Proposta cria a Lei Nacional de Enfrentamento às Organizações Milicianas, estabelece penas de até 40 anos de prisão e prevê a perda automáti...

Proposta cria a Lei Nacional de Enfrentamento às Organizações Milicianas, estabelece penas de até 40 anos de prisão e prevê a perda automática de cargo para agentes públicos envolvidos.

Um novo marco legal para o enfrentamento das milícias no BRASIL começou a tramitar na Câmara dos Deputados. O deputado federal Sanderson (PL-RS) apresentou o Projeto de Lei nº 3.269, de 2026, que institui a Lei Nacional de Enfrentamento às Organizações Milicianas, com o objetivo de criar mecanismos específicos para combater a expansão desses grupos criminosos no País.

A proposta busca preencher uma lacuna na legislação penal ao estabelecer uma definição jurídica própria para as organizações milicianas, consideradas pelo parlamentar como uma das principais ameaças à segurança pública e à soberania do Estado em diversas regiões brasileiras.

Pelo texto, será considerada organização miliciana toda associação estruturada de três ou mais pessoas que utilize violência, grave ameaça, intimidação, corrupção ou controle territorial para obter vantagens de qualquer natureza.

Entre as condutas que caracterizam o crime estão a exploração de atividades econômicas ilícitas ou monopolizadas, o controle de comunidades, bairros ou distritos, a imposição de cobranças compulsórias por serviços, proteção, transporte ou bens, a restrição da liberdade de circulação dos cidadãos e a influência ou o controle de processos políticos, eleitorais e administrativos.

O projeto prevê pena de reclusão de oito a 20 anos, além de multa, para integrantes das organizações milicianas.
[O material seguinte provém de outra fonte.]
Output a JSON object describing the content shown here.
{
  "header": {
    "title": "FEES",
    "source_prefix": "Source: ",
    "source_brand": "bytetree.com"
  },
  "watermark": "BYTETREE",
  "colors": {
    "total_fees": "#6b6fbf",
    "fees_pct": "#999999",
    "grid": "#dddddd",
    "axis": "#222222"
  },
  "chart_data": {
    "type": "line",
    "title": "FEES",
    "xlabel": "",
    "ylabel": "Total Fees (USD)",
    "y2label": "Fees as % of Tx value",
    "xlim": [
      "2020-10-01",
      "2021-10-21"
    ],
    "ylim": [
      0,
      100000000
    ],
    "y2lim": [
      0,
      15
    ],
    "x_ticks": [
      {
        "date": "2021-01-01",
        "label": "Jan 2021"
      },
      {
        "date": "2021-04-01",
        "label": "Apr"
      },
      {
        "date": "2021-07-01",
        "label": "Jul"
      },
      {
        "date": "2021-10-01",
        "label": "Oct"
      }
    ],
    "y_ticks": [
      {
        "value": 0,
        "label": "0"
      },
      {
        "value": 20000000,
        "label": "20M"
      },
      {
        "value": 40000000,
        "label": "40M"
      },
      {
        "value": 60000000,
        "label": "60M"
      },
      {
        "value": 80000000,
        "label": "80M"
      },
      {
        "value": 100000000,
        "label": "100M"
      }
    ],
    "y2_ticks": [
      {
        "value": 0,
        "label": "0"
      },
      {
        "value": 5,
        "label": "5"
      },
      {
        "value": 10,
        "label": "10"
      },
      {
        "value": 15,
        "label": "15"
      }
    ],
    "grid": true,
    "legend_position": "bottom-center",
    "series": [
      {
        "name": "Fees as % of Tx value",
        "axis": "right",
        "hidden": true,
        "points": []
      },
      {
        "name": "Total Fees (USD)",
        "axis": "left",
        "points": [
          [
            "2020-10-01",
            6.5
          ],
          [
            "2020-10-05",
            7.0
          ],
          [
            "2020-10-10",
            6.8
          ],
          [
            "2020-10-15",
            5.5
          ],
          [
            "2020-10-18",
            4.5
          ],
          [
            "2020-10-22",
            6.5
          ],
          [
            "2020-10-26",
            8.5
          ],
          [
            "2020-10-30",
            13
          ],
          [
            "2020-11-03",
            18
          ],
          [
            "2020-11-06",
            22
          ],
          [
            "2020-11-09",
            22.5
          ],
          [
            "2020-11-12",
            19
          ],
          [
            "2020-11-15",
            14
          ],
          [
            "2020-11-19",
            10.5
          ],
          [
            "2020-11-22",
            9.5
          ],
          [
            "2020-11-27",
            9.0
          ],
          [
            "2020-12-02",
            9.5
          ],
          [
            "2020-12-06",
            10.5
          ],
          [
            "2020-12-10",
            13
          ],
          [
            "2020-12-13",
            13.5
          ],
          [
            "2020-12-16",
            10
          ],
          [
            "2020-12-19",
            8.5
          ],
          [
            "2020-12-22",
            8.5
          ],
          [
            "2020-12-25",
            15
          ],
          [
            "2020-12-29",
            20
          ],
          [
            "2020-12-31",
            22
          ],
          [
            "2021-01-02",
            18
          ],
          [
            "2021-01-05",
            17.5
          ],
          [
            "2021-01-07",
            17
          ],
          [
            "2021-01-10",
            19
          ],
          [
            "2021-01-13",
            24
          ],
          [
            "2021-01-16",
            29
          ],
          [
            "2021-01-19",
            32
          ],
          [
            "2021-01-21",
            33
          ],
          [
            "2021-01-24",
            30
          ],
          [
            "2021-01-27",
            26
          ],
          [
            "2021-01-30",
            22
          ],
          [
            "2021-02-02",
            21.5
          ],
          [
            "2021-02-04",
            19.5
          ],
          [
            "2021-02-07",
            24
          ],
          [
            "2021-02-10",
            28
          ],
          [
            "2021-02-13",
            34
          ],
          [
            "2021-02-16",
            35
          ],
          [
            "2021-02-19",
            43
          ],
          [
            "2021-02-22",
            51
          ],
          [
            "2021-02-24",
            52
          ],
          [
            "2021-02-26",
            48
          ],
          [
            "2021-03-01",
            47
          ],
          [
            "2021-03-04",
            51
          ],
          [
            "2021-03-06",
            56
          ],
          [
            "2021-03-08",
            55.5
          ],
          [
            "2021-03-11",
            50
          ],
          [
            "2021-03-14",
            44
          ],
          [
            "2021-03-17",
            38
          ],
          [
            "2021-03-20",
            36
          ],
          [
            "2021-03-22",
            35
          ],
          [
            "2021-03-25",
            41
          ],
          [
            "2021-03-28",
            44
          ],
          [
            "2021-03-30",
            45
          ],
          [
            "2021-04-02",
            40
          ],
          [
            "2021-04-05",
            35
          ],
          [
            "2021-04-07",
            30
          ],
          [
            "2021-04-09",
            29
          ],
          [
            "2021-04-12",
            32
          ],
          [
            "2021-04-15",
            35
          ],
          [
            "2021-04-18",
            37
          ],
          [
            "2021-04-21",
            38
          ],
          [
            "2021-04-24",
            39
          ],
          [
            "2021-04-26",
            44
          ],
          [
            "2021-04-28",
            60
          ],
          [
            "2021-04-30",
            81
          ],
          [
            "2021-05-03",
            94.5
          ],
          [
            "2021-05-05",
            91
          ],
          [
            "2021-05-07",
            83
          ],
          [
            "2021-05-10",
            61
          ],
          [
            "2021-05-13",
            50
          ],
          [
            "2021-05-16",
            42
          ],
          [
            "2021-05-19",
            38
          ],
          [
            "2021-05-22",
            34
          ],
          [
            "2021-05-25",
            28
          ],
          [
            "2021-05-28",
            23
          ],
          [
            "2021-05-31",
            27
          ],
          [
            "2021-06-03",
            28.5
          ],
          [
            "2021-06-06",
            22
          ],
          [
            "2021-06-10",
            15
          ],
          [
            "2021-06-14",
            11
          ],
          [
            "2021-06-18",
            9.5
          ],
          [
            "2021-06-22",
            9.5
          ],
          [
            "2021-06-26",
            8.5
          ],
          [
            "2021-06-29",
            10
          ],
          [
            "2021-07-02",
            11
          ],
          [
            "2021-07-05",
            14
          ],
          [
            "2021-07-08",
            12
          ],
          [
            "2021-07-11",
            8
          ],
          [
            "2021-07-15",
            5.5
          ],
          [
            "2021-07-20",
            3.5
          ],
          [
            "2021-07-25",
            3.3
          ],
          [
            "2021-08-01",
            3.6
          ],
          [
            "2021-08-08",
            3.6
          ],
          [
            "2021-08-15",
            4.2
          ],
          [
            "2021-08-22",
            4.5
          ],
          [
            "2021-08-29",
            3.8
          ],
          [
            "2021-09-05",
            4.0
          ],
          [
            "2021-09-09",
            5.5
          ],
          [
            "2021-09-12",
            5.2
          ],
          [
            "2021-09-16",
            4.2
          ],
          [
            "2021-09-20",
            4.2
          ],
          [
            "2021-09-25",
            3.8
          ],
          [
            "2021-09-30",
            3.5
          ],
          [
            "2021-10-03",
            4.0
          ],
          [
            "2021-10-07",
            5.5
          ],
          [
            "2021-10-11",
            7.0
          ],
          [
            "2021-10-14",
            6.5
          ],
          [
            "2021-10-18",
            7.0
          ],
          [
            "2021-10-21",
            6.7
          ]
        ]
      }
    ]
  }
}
A mesma punição será aplicada a pessoas que recrutem membros, forneçam armas, ocultem bens ou colaborem conscientemente com os grupos criminosos.

Nos casos em que a atividade miliciana resultar em morte, a proposta endurece significativamente as penalidades, estabelecendo pena de reclusão de 20 a 40 anos.

Outro ponto de destaque do texto é o tratamento dado à participação de agentes públicos nas organizações criminosas. Na justificativa do projeto, o deputado Sanderson afirma que a infiltração de servidores públicos em milícias representa uma grave violação dos princípios de probidade e legalidade e contribui para o fortalecimento do chamado “poder paralelo”.

Caso haja condenação definitiva, o projeto determina a perda imediata do cargo, da função pública ou do mandato eletivo, além da inabilitação para o exercício de qualquer função pública pelo prazo de 15 anos após o cumprimento da pena.

A proposta também estabelece aumento de pena de metade até dois terços quando houver participação de agentes públicos, utilização de armas de fogo de uso restrito ou proibido, controle armado de territórios ou envolvimento de crianças e adolescentes nas atividades criminosas.

O Projeto de Lei nº 3.269, de 2026, segue agora para análise nas comissões temáticas da Câmara dos Deputados.